Food job diaries: A day in the life of a sugar kelp diver
There’s no such thing as the dream job, but surely if you’re a fan of G&Ts, working in the gin industry seems like a pretty cushty gig.
We caught up with Lewis Mackenzie, the man who bravely plunges himself into the cold waters of the North Atlantic Ocean every day in search of sea kelp, which is one of the core botanicals used in multi-award-winning Isle of Harris Gin.
So, what does your job as a sugar kelp diver involve?
I spend my days diving into the cold North Atlantic Ocean between January and May to carefully harvest fronds of sugar kelp from carefully managed harvest areas.
How did you land a job like this?!
I was already harvesting seaweed for other customers when I was asked to supply sugar kelp for Isle of Harris Gin. I run a foraged foods business specialising in the supply of edible seaweeds to restaurants throughout the UK, so it was great to be able to gain a local customer, too.
What does an average day look like for a sugar kelp diver?

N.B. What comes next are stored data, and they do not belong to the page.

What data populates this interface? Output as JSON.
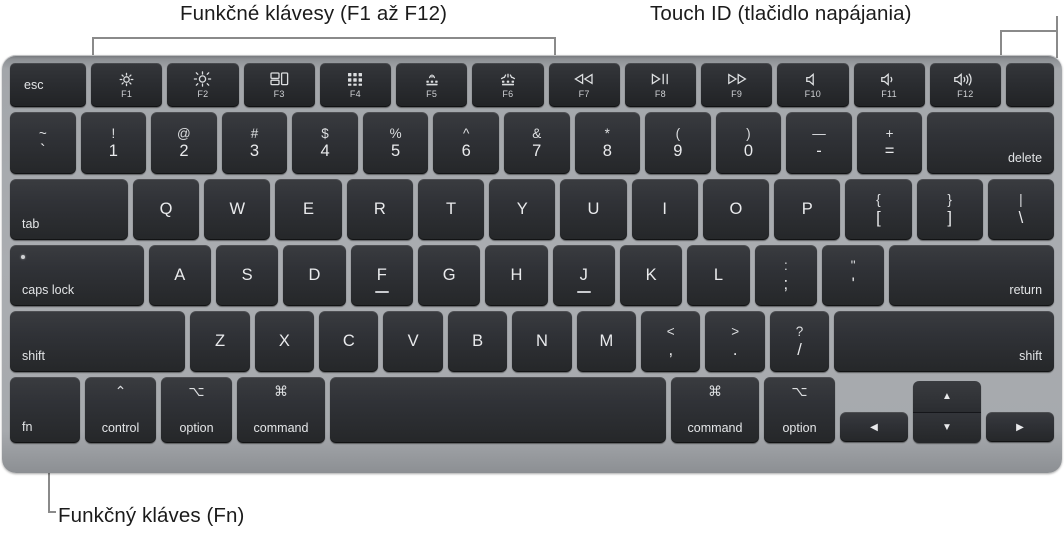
{
  "callouts": {
    "function_keys": "Funkčné klávesy (F1 až F12)",
    "touch_id": "Touch ID (tlačidlo napájania)",
    "fn_key": "Funkčný kláves (Fn)"
  },
  "colors": {
    "page_background": "#ffffff",
    "chassis": "#a8abaf",
    "key_face": "#303237",
    "key_text": "#e9eaec",
    "leader_line": "#8a8a8a",
    "caption_text": "#1b1b1b"
  },
  "keyboard": {
    "layout": "Apple Magic Keyboard (US, MacBook Air with Touch ID)",
    "rows": {
      "function_row": [
        {
          "name": "escape",
          "label": "esc",
          "icon": "",
          "fn_label": ""
        },
        {
          "name": "f1",
          "label": "",
          "icon": "brightness-down-icon",
          "fn_label": "F1"
        },
        {
          "name": "f2",
          "label": "",
          "icon": "brightness-up-icon",
          "fn_label": "F2"
        },
        {
          "name": "f3",
          "label": "",
          "icon": "mission-control-icon",
          "fn_label": "F3"
        },
        {
          "name": "f4",
          "label": "",
          "icon": "spotlight-launchpad-grid-icon",
          "fn_label": "F4"
        },
        {
          "name": "f5",
          "label": "",
          "icon": "keyboard-backlight-down-icon",
          "fn_label": "F5"
        },
        {
          "name": "f6",
          "label": "",
          "icon": "keyboard-backlight-up-icon",
          "fn_label": "F6"
        },
        {
          "name": "f7",
          "label": "",
          "icon": "rewind-icon",
          "fn_label": "F7"
        },
        {
          "name": "f8",
          "label": "",
          "icon": "play-pause-icon",
          "fn_label": "F8"
        },
        {
          "name": "f9",
          "label": "",
          "icon": "fast-forward-icon",
          "fn_label": "F9"
        },
        {
          "name": "f10",
          "label": "",
          "icon": "mute-icon",
          "fn_label": "F10"
        },
        {
          "name": "f11",
          "label": "",
          "icon": "volume-down-icon",
          "fn_label": "F11"
        },
        {
          "name": "f12",
          "label": "",
          "icon": "volume-up-icon",
          "fn_label": "F12"
        },
        {
          "name": "touch-id",
          "label": "",
          "icon": "touch-id-icon",
          "fn_label": ""
        }
      ],
      "number_row": [
        {
          "name": "grave",
          "upper": "~",
          "lower": "`"
        },
        {
          "name": "one",
          "upper": "!",
          "lower": "1"
        },
        {
          "name": "two",
          "upper": "@",
          "lower": "2"
        },
        {
          "name": "three",
          "upper": "#",
          "lower": "3"
        },
        {
          "name": "four",
          "upper": "$",
          "lower": "4"
        },
        {
          "name": "five",
          "upper": "%",
          "lower": "5"
        },
        {
          "name": "six",
          "upper": "^",
          "lower": "6"
        },
        {
          "name": "seven",
          "upper": "&",
          "lower": "7"
        },
        {
          "name": "eight",
          "upper": "*",
          "lower": "8"
        },
        {
          "name": "nine",
          "upper": "(",
          "lower": "9"
        },
        {
          "name": "zero",
          "upper": ")",
          "lower": "0"
        },
        {
          "name": "minus",
          "upper": "—",
          "lower": "-"
        },
        {
          "name": "equals",
          "upper": "+",
          "lower": "="
        },
        {
          "name": "delete",
          "upper": "",
          "lower": "delete"
        }
      ],
      "top_letter_row": [
        {
          "name": "tab",
          "upper": "",
          "lower": "tab"
        },
        {
          "name": "q",
          "upper": "",
          "lower": "Q"
        },
        {
          "name": "w",
          "upper": "",
          "lower": "W"
        },
        {
          "name": "e",
          "upper": "",
          "lower": "E"
        },
        {
          "name": "r",
          "upper": "",
          "lower": "R"
        },
        {
          "name": "t",
          "upper": "",
          "lower": "T"
        },
        {
          "name": "y",
          "upper": "",
          "lower": "Y"
        },
        {
          "name": "u",
          "upper": "",
          "lower": "U"
        },
        {
          "name": "i",
          "upper": "",
          "lower": "I"
        },
        {
          "name": "o",
          "upper": "",
          "lower": "O"
        },
        {
          "name": "p",
          "upper": "",
          "lower": "P"
        },
        {
          "name": "bracket-left",
          "upper": "{",
          "lower": "["
        },
        {
          "name": "bracket-right",
          "upper": "}",
          "lower": "]"
        },
        {
          "name": "backslash",
          "upper": "|",
          "lower": "\\"
        }
      ],
      "home_letter_row": [
        {
          "name": "caps-lock",
          "upper": "",
          "lower": "caps lock"
        },
        {
          "name": "a",
          "upper": "",
          "lower": "A"
        },
        {
          "name": "s",
          "upper": "",
          "lower": "S"
        },
        {
          "name": "d",
          "upper": "",
          "lower": "D"
        },
        {
          "name": "f",
          "upper": "",
          "lower": "F"
        },
        {
          "name": "g",
          "upper": "",
          "lower": "G"
        },
        {
          "name": "h",
          "upper": "",
          "lower": "H"
        },
        {
          "name": "j",
          "upper": "",
          "lower": "J"
        },
        {
          "name": "k",
          "upper": "",
          "lower": "K"
        },
        {
          "name": "l",
          "upper": "",
          "lower": "L"
        },
        {
          "name": "semicolon",
          "upper": ":",
          "lower": ";"
        },
        {
          "name": "quote",
          "upper": "\"",
          "lower": "'"
        },
        {
          "name": "return",
          "upper": "",
          "lower": "return"
        }
      ],
      "bottom_letter_row": [
        {
          "name": "shift-left",
          "upper": "",
          "lower": "shift"
        },
        {
          "name": "z",
          "upper": "",
          "lower": "Z"
        },
        {
          "name": "x",
          "upper": "",
          "lower": "X"
        },
        {
          "name": "c",
          "upper": "",
          "lower": "C"
        },
        {
          "name": "v",
          "upper": "",
          "lower": "V"
        },
        {
          "name": "b",
          "upper": "",
          "lower": "B"
        },
        {
          "name": "n",
          "upper": "",
          "lower": "N"
        },
        {
          "name": "m",
          "upper": "",
          "lower": "M"
        },
        {
          "name": "comma",
          "upper": "<",
          "lower": ","
        },
        {
          "name": "period",
          "upper": ">",
          "lower": "."
        },
        {
          "name": "slash",
          "upper": "?",
          "lower": "/"
        },
        {
          "name": "shift-right",
          "upper": "",
          "lower": "shift"
        }
      ],
      "modifier_row": [
        {
          "name": "fn",
          "symbol": "",
          "label": "fn"
        },
        {
          "name": "control-left",
          "symbol": "⌃",
          "label": "control"
        },
        {
          "name": "option-left",
          "symbol": "⌥",
          "label": "option"
        },
        {
          "name": "command-left",
          "symbol": "⌘",
          "label": "command"
        },
        {
          "name": "space",
          "symbol": "",
          "label": ""
        },
        {
          "name": "command-right",
          "symbol": "⌘",
          "label": "command"
        },
        {
          "name": "option-right",
          "symbol": "⌥",
          "label": "option"
        },
        {
          "name": "arrow-left",
          "symbol": "◀",
          "label": ""
        },
        {
          "name": "arrow-up",
          "symbol": "▲",
          "label": ""
        },
        {
          "name": "arrow-down",
          "symbol": "▼",
          "label": ""
        },
        {
          "name": "arrow-right",
          "symbol": "▶",
          "label": ""
        }
      ]
    }
  }
}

I dive usually at low tide so harvesting can be done either free-diving or using a snorkel. A 5mm thick drysuit keeps me kind-of warm. The boat is anchored over the harvest site where I’ll roll into the sea with mesh bags to collect the harvested fronds of kelp. After a couple of hours in the water (temperatures are around 7 degrees celsius) I’m ready to get back into the boat for a cup of coffee. Once back on the shore, the bags of kelp are emptied and each frond carefully cleaned and bagged, ready to be transported to the drying factory. It’s a full day’s work, although the diving itself might only take an hour or two.
What’s the best and worst thing about your job as a sugar kelp diver?
I’ve been diving for 30 years and every day is still an adventure. Yes, it’s cold, wet and uncomfortable, but you learn to blank these out. The sights to be seen underwater around the Hebrides more than compensate for a drop or two of cold water down my neck.
Are there any restrictions on diving? Can you only dive at certain times of the year?
The sugar kelp fronds harvested for Isle of Harris Gin are full food-grade quality, and that can only be achieved in the spring when the plants are having a growth spurt and their new, blemish-free fronds are in harvestable quantity.
How do you ensure that you take a sustainable approach to sourcing the sugar kelp?
The Outer Hebrides has large beds of sugar kelp and the amount harvested to make Harris Gin is a minute fraction of the annual biomass. No sugar kelp plants are killed – only the outer-end of the frond is taken, keeping the stalk intact to re-grow to full length within 8 weeks. It’s a fully sustainable way of foraging for the kelp. The whole process is mapped using GPS, has a robust HaCCP procedure behind it and of course is open to scrutiny by Scottish Natural Heritage, who’s Code of Conduct for foraged seaweed I follow carefully.
Why do you think the addition of sugar kelp as a botanical makes Isle of Harris gin so unique?
It gives the gin a taste of the Hebridean seas; a salty, sweet note that will take you mentally to the seashore no matter where in the world you are.